Add zero copy send support to sosend() -- pages get
mapped into the kernel instead of getting copied if
they meet size and alignment restrictions.
uipc_syscalls.c:Un-staticize some of the sf* functions so that they
can be used elsewhere. (uipc_cow.c)
if_media.c: In the SIOCGIFMEDIA ioctl in ifmedia_ioctl(), avoid
calling malloc() with M_WAITOK. Return an error if
the M_NOWAIT malloc fails.
The ti(4) driver and the wi(4) driver, at least, call
this with a mutex held. This causes witness warnings
for 'ifconfig -a' with a wi(4) or ti(4) board in the
system. (I've only verified for ti(4)).
ip_output.c: Fragment large datagrams so that each segment contains
a multiple of PAGE_SIZE amount of data plus headers.
This allows the receiver to potentially do page
flipping on receives.
if_ti.c: Add zero copy receive support to the ti(4) driver. If
TI_PRIVATE_JUMBOS is not defined, it now uses the
jumbo(9) buffer allocator for jumbo receive buffers.
Add a new character device interface for the ti(4)
driver for the new debugging interface. This allows
(a patched version of) gdb to talk to the Tigon board
and debug the firmware. There are also a few additional
debugging ioctls available through this interface.
Add header splitting support to the ti(4) driver.
Tweak some of the default interrupt coalescing
parameters to more useful defaults.
Add hooks for supporting transmit flow control, but
leave it turned off with a comment describing why it
is turned off.
if_tireg.h: Change the firmware rev to 12.4.11, since we're really
at 12.4.11 plus fixes from 12.4.13.
Add defines needed for debugging.
Remove the ti_stats structure, it is now defined in
sys/tiio.h.
ti_fw.h: 12.4.11 firmware.
ti_fw2.h: 12.4.11 firmware, plus selected fixes from 12.4.13,
and my header splitting patches. Revision 12.4.13
doesn't handle 10/100 negotiation properly. (This
firmware is the same as what was in the tree previously,
with the addition of header splitting support.)
sys/jumbo.h: Jumbo buffer allocator interface.
sys/mbuf.h: Add a new external mbuf type, EXT_DISPOSABLE, to
indicate that the payload buffer can be thrown away /
flipped to a userland process.
socketvar.h: Add prototype for socow_setup.
tiio.h: ioctl interface to the character portion of the ti(4)
driver, plus associated structure/type definitions.
uio.h: Change prototype for uiomoveco() so that we'll know
whether the source page is disposable.
ufs_readwrite.c:Update for new prototype of uiomoveco().
vm_fault.c: In vm_fault(), check to see whether we need to do a page
based copy on write fault.
vm_object.c: Add a new function, vm_object_allocate_wait(). This
does the same thing that vm_object allocate does, except
that it gives the caller the opportunity to specify whether
it should wait on the uma_zalloc() of the object structre.
This allows vm objects to be allocated while holding a
mutex. (Without generating WITNESS warnings.)

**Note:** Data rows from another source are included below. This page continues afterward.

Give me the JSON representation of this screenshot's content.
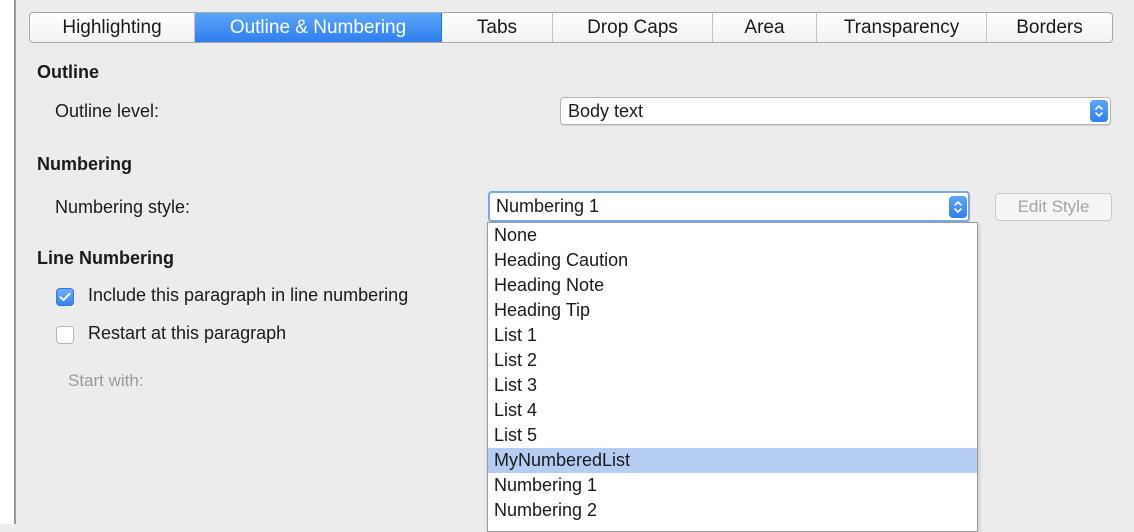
{
  "tabs": [
    {
      "label": "Highlighting",
      "active": false
    },
    {
      "label": "Outline & Numbering",
      "active": true
    },
    {
      "label": "Tabs",
      "active": false
    },
    {
      "label": "Drop Caps",
      "active": false
    },
    {
      "label": "Area",
      "active": false
    },
    {
      "label": "Transparency",
      "active": false
    },
    {
      "label": "Borders",
      "active": false
    }
  ],
  "outline": {
    "title": "Outline",
    "level_label": "Outline level:",
    "level_value": "Body text"
  },
  "numbering": {
    "title": "Numbering",
    "style_label": "Numbering style:",
    "style_value": "Numbering 1",
    "edit_style_label": "Edit Style",
    "options": [
      "None",
      "Heading Caution",
      "Heading Note",
      "Heading Tip",
      "List 1",
      "List 2",
      "List 3",
      "List 4",
      "List 5",
      "MyNumberedList",
      "Numbering 1",
      "Numbering 2"
    ],
    "highlighted_option": "MyNumberedList"
  },
  "line_numbering": {
    "title": "Line Numbering",
    "include_label": "Include this paragraph in line numbering",
    "include_checked": true,
    "restart_label": "Restart at this paragraph",
    "restart_checked": false,
    "start_with_label": "Start with:"
  },
  "colors": {
    "accent": "#2f7ef0",
    "highlight": "#b5cdf2",
    "background": "#ececec"
  }
}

vm_object_allocate() is implemented as a call to
vm_object_allocate_wait() with the malloc flag set to
M_WAITOK.
vm_object.h: Add prototype for vm_object_allocate_wait().
vm_page.c: Add page-based copy on write setup, clear and fault
routines.
vm_page.h: Add page based COW function prototypes and variable in
the vm_page structure.
Many thanks to Drew Gallatin, who wrote the zero copy send and receive
code, and to all the other folks who have tested and reviewed this code
over the years.
o Move pmap_pageable() outside of Giant in vm_fault_unwire().
(pmap_pageable() is a no-op on all supported architectures.)
o Remove the acquisition and release of Giant from mlock().
and vm_map_delete(). Assert GIANT_REQUIRED in vm_map_delete()
only if operating on the kernel_object or the kmem_object.
o Remove GIANT_REQUIRED from vm_map_remove().
o Remove the acquisition and release of Giant from munmap().